It's a good practice to give users immediate feedback while asynchronous work is being completed.
useTransition returns a boolean we can use to conditionally render loading UI.
This boolean is the second element in the array
useTransitions returns. By convention, it's assigned to a variable named
Instructor: [0:00] We're using the useTransition hook and setting the optional timeoutMS option for 1,000 seconds. What that's doing is ensuring that if we're on a slowish connection, as we click through these, it'll hold on to the previous Pokemon name rendering as we wait for the next Pokemon to resolve. I'll click, we wait, the next one shows up.
[0:24] That's better than all of this jumping back to the receded state, and us seeing "Loading Pokemon" again. Unfortunately, we don't see anything happen immediately as we click this button. React gives us a way to indicate that the button was clicked even while we're waiting for more data to arrive.
[0:41] That comes in via the second element of the useTransition hook, which is called by convention isPending. This is Boolean, so we can use it to render UI conditionally. Let's say in our button we wanted to add a couple of dots. We'd say isPending is true will show a couple dots there, save that.
[1:06] As we click through on our slow connection, we'll see these dots rendered in place. That happens immediately, even though the data hasn't come back yet. As soon as the data does come back, those go away.
[1:18] We can also use isPending for props like disabled. If we don't want this button to be pressed again, we can use isPending here. While it is true, we won't be able to click this button. As I go over here on our slow connection, hit Next, you can see that the button is disabled. I can't touch it again until the next Pokemon arrives back.

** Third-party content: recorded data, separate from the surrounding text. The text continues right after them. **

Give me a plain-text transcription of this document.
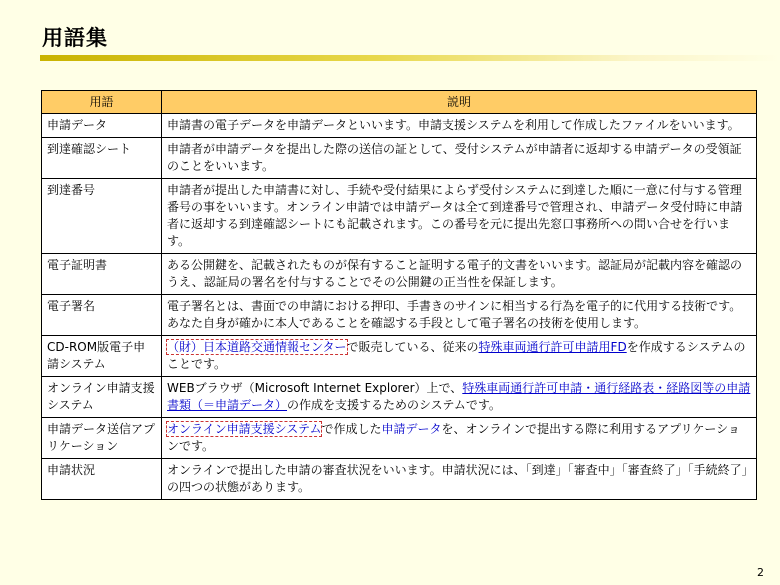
用語集
用語	説明
申請データ	申請書の電子データを申請データといいます。申請支援システムを利用して作成したファイルをいいます。
到達確認シート	申請者が申請データを提出した際の送信の証として、受付システムが申請者に返却する申請データの受領証のことをいいます。
到達番号	申請者が提出した申請書に対し、手続や受付結果によらず受付システムに到達した順に一意に付与する管理番号の事をいいます。オンライン申請では申請データは全て到達番号で管理され、申請データ受付時に申請者に返却する到達確認シートにも記載されます。この番号を元に提出先窓口事務所への問い合せを行います。
電子証明書	ある公開鍵を、記載されたものが保有すること証明する電子的文書をいいます。認証局が記載内容を確認のうえ、認証局の署名を付与することでその公開鍵の正当性を保証します。
電子署名	電子署名とは、書面での申請における押印、手書きのサインに相当する行為を電子的に代用する技術です。あなた自身が確かに本人であることを確認する手段として電子署名の技術を使用します。
CD-ROM版電子申請システム	（財）日本道路交通情報センターで販売している、従来の特殊車両通行許可申請用FDを作成するシステムのことです。
オンライン申請支援システム	WEBブラウザ（Microsoft Internet Explorer）上で、特殊車両通行許可申請・通行経路表・経路図等の申請書類（＝申請データ）の作成を支援するためのシステムです。
申請データ送信アプリケーション	オンライン申請支援システムで作成した申請データを、オンラインで提出する際に利用するアプリケーションです。
申請状況	オンラインで提出した申請の審査状況をいいます。申請状況には、「到達」「審査中」「審査終了」「手続終了」の四つの状態があります。
2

[1:44] What I'd really love is a little spinner right over here by the Pokemon name. Let's implement that using isPending. We add another JSX block, isPending is true, we'll render delaySpinner. Because this isn't a workshop on CSS, I'm going to do you a favor and just paste in a component that I've already made.
[2:09] At eye level, this is pretty simple. It's just an emoji spinner, wrapped in a span with some ARIA attributes, so that can be read by a screen reader and a class with some inline CSS to make it rotate. As we click through, we'll see a little emoji spinner right up here.
[2:32] That's really nice. It's a little over the top with these dots and this button, so take those out. We have a nice little experience here.